I also analyzed the influence of the effective rate of tax on company profitability. As in other studies
(Derashid and Zhang, 2003) found a negative relationship between the two variables. Thus, the effective tax
rate is higher, the profitability decreases. I think this can occur when there is a high share of non-deductible
expenses or considering a larger company achieved a higher taxable income resulting in a tax burden.
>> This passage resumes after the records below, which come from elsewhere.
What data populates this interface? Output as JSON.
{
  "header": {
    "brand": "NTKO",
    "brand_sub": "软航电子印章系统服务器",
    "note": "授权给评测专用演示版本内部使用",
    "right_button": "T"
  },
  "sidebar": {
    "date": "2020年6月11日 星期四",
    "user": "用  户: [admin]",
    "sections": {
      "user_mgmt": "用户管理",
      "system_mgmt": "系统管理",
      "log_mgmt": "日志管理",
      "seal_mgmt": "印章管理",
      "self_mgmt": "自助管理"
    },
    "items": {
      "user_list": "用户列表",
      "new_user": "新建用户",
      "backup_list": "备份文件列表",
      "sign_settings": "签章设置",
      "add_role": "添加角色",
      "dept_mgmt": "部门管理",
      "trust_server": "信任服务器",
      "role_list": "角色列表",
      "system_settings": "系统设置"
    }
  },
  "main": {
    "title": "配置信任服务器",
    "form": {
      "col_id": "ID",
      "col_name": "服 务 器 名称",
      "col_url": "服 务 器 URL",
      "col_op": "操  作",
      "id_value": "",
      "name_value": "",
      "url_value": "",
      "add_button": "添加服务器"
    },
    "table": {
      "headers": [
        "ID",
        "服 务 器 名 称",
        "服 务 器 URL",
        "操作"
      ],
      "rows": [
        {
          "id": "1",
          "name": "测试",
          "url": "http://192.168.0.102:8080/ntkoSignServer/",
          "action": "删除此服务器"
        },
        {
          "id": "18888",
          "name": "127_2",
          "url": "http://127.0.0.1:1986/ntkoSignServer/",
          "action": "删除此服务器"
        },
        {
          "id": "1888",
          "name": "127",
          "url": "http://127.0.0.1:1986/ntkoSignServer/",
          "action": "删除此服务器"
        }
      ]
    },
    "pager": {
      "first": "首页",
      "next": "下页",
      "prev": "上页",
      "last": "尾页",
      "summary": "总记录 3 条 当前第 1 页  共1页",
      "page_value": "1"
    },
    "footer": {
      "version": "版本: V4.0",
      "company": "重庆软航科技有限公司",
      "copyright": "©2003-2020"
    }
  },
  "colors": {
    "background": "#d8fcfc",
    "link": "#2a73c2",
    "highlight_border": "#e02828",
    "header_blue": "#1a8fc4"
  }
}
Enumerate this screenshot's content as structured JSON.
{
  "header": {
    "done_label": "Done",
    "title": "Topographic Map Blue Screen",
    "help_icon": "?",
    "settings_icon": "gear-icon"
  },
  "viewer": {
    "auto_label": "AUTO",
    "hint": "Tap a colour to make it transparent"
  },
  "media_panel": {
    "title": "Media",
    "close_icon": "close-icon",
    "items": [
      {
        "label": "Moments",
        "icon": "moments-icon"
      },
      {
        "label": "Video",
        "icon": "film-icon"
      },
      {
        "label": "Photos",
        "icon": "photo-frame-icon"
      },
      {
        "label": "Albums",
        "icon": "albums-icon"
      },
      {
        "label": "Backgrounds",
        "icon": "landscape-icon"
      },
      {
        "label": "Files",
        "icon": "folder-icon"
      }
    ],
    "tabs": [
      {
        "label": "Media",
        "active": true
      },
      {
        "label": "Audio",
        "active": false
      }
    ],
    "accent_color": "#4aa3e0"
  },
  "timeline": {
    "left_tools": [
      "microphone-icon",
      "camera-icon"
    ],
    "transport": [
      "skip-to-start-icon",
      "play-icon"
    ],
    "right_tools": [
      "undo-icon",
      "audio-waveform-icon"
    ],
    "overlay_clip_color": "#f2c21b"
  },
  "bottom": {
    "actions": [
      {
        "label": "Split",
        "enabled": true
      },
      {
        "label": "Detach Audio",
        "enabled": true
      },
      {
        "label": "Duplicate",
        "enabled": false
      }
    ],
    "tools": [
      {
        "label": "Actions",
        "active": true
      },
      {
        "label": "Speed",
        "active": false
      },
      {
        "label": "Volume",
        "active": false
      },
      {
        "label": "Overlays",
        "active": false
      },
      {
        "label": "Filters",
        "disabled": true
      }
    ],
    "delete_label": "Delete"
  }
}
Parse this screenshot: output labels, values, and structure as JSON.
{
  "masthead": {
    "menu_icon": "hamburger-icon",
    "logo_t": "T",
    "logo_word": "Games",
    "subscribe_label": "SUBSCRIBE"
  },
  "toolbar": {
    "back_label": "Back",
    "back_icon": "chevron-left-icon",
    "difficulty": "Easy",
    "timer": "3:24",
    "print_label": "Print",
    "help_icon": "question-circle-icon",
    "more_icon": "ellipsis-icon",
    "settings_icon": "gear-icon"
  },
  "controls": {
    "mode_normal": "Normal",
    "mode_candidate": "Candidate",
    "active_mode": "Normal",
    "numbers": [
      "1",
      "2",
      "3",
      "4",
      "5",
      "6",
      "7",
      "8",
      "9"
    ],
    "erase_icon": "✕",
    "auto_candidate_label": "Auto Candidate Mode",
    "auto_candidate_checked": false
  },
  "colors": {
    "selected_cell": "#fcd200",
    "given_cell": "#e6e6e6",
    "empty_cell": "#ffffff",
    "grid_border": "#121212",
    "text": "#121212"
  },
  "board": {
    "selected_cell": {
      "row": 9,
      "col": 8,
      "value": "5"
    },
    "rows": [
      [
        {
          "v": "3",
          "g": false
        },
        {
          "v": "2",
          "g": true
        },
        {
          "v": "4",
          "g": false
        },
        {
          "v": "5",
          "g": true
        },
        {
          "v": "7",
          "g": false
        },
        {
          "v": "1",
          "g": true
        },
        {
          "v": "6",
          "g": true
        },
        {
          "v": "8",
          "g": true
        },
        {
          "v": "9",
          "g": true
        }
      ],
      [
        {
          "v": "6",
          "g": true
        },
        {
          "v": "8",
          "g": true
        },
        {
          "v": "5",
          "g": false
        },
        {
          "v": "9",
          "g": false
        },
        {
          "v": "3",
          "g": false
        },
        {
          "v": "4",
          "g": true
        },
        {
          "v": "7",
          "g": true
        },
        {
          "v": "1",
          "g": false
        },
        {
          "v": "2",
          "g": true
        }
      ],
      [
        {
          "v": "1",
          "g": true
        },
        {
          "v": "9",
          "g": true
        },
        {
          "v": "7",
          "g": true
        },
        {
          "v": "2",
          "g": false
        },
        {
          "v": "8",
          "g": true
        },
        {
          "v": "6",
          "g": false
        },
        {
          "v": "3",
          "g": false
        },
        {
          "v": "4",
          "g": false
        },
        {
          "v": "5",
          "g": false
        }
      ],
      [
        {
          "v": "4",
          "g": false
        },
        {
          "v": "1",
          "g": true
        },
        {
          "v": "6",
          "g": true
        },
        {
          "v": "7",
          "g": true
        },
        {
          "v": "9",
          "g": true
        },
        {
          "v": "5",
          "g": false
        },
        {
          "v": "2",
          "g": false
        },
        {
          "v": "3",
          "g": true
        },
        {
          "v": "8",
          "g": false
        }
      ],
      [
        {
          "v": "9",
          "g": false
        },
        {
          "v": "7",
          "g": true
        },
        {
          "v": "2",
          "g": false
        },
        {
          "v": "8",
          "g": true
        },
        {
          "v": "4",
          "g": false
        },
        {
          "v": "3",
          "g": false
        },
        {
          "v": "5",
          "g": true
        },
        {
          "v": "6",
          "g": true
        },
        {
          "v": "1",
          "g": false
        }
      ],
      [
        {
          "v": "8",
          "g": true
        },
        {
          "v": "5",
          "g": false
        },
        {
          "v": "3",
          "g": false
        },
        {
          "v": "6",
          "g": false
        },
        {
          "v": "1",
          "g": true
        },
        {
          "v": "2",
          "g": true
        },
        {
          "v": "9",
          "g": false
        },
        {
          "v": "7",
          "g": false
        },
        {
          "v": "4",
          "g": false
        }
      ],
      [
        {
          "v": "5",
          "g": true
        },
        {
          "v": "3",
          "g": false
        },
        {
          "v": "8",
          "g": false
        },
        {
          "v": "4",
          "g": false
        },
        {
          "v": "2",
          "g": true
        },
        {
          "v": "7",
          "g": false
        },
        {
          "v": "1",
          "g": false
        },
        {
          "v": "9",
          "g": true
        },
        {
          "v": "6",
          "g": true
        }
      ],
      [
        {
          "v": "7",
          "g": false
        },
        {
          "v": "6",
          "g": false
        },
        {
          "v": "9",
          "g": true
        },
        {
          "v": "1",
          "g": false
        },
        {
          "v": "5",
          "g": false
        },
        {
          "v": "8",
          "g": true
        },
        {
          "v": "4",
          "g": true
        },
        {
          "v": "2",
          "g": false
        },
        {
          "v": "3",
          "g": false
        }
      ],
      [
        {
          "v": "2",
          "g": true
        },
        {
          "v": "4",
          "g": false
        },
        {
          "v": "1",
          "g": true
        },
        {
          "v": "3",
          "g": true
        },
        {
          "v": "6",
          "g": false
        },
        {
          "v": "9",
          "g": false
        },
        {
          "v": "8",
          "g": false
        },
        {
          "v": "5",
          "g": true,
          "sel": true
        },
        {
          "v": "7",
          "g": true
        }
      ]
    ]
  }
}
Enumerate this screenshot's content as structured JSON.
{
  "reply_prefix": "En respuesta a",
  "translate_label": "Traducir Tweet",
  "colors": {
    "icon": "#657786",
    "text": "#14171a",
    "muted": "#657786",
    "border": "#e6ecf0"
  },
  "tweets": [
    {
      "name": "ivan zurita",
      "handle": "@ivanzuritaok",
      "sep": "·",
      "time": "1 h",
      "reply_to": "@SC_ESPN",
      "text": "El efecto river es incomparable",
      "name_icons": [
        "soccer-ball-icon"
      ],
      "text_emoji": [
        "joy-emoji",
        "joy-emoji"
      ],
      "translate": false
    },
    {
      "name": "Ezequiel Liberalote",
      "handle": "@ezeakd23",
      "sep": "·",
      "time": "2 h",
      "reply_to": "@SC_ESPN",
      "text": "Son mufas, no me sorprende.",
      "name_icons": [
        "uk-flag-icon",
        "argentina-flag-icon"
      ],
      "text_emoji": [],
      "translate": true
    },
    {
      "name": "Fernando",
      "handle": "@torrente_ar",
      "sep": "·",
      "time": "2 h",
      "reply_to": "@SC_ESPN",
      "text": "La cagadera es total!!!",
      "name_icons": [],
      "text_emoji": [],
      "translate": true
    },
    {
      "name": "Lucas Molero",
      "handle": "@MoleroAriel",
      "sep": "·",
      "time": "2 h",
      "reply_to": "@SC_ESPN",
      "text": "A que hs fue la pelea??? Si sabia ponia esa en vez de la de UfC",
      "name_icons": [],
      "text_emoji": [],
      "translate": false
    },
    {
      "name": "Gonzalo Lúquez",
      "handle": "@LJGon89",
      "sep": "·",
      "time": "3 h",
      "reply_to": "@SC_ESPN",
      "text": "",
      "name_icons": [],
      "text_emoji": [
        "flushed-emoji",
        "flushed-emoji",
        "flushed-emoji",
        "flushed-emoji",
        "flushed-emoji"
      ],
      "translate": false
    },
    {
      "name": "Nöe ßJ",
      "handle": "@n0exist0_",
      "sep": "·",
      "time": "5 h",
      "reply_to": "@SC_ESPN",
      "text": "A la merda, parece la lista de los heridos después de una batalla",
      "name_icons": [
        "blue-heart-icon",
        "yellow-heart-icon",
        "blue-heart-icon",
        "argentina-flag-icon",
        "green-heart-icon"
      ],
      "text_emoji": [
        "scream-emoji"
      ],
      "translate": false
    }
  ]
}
Regarding firm size were found between this and profitability is a positive relationship because it believes
that larger firms tend to be more diversified and therefore have lower probability of bankruptcy and achieve
greater profitability. Also, if you resort to loans, we can assume that these loans are used for various
investment projects which, in turn, generates tax savings through the deductibility of depreciation. Thus I can
say indeed that firm size positively influences company performance. The theory of political power
(Siegfried, 1972) predicts that large firms would face lower effective tax rates because they have the power to
negotiate. Instead, political cost theory (Watts and Zimmerman, 19787) argues that because of visibility and
control of large, large companies end up paying a higher tax burden.
Like previous models made in the literature, and models made in this paper shows some weaknesses both
lack of data and because of the many changes made on the Romanian fiscal.
In conclusion, the survey results to identify the impact of income tax on company performance are
consistent with some results obtained in studies of international literature.